Paper records and EMRs may appear similar if they are all delivered in digital file formats, but their primary difference lies in the way they are input and stored. Paper records are often handwritten or printed on paper for storage at a hospital or medical practice. EMRs and EHRs use specialized software on hospital and office computers, where patient information is recorded directly. An EMR usually refers to patient history associated with an individual medical practice, while an EHR collects information from all care providers for a patient. For example, an EHR might comprise records from a primary care provider and from specialists a patient visits within a hospital or network.
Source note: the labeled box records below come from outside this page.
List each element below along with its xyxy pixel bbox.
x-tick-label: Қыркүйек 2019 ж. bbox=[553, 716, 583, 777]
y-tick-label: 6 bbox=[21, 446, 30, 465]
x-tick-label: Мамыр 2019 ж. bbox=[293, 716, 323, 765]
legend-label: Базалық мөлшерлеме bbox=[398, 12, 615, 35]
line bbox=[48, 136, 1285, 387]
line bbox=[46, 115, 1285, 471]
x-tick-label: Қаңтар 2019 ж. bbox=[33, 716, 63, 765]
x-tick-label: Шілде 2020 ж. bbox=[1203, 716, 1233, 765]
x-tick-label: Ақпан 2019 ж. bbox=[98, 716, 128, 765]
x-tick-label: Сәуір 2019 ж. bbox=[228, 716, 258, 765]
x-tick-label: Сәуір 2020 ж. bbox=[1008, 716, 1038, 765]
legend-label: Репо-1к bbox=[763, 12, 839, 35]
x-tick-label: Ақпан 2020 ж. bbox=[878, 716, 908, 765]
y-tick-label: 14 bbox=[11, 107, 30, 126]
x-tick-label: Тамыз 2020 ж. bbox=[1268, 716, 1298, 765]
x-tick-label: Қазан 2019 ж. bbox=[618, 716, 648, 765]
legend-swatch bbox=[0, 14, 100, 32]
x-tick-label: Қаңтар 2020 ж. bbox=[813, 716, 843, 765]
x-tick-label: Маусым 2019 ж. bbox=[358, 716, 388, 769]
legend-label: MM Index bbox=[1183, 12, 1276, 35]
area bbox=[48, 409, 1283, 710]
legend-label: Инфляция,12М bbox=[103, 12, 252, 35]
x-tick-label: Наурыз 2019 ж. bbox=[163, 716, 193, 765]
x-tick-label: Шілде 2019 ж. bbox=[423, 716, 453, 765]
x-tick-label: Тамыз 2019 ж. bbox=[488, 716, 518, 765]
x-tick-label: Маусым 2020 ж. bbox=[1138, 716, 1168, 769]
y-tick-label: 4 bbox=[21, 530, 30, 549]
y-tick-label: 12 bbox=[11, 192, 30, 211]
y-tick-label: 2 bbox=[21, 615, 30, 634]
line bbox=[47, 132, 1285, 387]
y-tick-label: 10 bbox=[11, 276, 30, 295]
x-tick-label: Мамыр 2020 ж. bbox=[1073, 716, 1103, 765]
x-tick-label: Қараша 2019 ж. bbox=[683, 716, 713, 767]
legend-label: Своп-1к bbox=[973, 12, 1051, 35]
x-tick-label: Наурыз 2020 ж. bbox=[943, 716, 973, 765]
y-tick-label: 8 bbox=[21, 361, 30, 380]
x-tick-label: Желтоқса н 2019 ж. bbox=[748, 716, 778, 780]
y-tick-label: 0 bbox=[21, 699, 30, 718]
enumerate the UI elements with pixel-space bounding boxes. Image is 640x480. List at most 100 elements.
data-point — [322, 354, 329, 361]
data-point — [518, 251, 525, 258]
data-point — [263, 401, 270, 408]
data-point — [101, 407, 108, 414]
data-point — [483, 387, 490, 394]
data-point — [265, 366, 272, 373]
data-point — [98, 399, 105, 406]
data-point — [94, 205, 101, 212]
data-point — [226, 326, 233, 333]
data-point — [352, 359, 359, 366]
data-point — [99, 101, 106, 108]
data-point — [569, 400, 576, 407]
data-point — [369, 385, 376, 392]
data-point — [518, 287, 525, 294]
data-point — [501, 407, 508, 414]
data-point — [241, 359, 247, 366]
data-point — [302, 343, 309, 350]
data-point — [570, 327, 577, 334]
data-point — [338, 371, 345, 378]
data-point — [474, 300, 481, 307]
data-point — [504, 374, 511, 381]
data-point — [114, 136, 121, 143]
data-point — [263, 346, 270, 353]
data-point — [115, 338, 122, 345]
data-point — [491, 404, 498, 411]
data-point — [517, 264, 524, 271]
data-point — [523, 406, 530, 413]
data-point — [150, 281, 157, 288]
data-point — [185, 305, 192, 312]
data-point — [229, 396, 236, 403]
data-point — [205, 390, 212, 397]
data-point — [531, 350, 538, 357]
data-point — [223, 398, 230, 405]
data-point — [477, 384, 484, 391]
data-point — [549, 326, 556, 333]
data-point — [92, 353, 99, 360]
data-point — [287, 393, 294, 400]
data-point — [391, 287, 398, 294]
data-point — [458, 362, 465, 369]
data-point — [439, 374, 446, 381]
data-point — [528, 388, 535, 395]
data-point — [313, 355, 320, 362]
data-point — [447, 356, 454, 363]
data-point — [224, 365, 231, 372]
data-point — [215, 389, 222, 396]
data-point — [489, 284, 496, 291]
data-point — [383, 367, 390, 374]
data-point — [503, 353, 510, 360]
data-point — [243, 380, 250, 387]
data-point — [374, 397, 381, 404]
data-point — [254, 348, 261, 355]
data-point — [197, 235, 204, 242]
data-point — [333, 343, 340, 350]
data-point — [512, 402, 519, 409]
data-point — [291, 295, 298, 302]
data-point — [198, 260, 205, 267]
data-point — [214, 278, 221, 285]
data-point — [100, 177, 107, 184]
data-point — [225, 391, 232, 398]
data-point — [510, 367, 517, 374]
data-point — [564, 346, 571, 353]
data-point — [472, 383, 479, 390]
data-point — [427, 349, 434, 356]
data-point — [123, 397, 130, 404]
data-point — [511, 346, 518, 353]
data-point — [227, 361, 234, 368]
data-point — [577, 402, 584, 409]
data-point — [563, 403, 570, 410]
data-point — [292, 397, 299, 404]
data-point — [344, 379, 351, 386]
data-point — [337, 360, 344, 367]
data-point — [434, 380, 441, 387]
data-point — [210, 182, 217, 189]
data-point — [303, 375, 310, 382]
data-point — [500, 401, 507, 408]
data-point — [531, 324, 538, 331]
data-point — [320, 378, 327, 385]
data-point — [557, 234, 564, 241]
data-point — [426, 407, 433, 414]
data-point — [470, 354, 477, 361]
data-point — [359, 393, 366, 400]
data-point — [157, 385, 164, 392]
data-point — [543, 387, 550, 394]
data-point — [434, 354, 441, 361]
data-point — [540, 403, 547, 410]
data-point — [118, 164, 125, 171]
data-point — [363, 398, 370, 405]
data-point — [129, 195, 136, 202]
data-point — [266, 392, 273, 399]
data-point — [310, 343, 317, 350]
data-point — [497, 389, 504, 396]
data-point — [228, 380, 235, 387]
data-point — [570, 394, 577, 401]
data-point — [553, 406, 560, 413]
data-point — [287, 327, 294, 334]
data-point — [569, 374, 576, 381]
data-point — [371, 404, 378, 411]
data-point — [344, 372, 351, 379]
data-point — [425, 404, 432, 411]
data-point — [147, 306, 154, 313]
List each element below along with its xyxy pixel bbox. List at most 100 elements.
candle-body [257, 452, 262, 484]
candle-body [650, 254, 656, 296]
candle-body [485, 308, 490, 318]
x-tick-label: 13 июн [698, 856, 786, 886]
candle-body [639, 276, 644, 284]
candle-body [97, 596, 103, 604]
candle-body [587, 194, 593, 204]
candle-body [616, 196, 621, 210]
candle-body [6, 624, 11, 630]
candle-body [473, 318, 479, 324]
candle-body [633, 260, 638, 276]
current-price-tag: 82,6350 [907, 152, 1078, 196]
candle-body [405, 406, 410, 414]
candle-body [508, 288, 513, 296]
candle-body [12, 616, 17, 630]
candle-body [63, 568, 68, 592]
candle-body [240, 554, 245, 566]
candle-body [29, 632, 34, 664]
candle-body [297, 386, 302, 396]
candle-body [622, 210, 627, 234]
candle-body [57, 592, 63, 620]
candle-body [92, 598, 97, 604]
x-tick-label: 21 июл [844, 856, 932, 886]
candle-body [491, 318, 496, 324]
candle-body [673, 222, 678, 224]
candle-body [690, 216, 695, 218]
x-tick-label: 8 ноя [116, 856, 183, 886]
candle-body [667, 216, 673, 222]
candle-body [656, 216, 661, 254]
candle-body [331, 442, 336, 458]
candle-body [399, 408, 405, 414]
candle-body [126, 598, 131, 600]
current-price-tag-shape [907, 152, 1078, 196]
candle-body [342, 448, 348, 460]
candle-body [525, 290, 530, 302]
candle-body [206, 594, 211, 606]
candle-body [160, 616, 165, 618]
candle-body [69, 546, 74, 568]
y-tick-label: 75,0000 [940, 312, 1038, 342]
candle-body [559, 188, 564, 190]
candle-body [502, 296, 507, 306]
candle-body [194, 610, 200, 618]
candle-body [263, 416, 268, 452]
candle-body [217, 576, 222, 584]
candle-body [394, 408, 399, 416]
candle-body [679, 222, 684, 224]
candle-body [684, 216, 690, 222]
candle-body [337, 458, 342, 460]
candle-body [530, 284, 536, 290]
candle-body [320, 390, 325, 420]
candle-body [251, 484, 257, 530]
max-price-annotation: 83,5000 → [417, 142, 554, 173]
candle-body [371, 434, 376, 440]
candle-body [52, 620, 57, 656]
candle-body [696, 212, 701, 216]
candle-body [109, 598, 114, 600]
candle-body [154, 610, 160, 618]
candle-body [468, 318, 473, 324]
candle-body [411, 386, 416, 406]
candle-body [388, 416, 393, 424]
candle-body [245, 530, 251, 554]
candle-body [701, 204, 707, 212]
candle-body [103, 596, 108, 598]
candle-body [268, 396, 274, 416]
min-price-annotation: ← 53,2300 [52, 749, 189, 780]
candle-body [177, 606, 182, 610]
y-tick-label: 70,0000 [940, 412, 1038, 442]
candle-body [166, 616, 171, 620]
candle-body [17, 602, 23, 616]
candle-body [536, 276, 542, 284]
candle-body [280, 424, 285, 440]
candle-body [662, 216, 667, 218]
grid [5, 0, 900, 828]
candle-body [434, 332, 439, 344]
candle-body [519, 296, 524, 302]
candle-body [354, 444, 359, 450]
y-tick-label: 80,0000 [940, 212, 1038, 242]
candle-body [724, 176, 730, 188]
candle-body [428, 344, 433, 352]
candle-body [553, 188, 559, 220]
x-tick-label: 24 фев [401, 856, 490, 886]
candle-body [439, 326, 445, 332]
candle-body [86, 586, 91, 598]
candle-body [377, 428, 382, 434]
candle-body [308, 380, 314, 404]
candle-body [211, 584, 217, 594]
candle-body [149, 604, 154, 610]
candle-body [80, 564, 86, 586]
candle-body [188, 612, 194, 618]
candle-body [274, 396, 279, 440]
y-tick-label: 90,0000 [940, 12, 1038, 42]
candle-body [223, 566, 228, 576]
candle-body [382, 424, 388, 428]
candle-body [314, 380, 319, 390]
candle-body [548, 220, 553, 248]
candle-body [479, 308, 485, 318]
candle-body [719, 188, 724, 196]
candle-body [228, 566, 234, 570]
In practice, complete medical records usually contain both electronic and paper components. 2014 federal legislation requires healthcare providers to demonstrate “meaningful use” of EMR systems to maintain their Medicare and Medicaid reimbursement levels, but “meaningful” doesn’t mean “exclusive.” Many hospitals and practices are expanding their use of EMR systems, but the evolution is ongoing and sometimes difficult, which requires legal teams to be vigilant when ensuring records are complete. Older records are likely to have originated on paper, but later records may be EMRs or paper records or a hybrid, depending on where they’re coming from, when the records were created, and the records’ original purpose.
Why Format Matters
EMRs and EHRs have some shortcomings that make them vulnerable as evidence in litigation. In some instances, printed versions of electronic records don’t contain all the information used in decision-making, such as drop down menus visible in the software interface and some communications between practitioners. Some EMR and EHR systems don’t adequately synchronize information from multiple providers and sources. EMRs and EHRs do come with a trove of information pertinent to litigation. Metadata reveals when records are created, accessed, and acted upon. Metadata indicates timeliness of record-keeping and activity, which can be valuable to a case. Knowing about the original format of the medical records you receive lets you know what to look for when assessing whether a record is as complete as it should be and investigating the way the record was assembled, factors with the potential to affect the outcome of a case.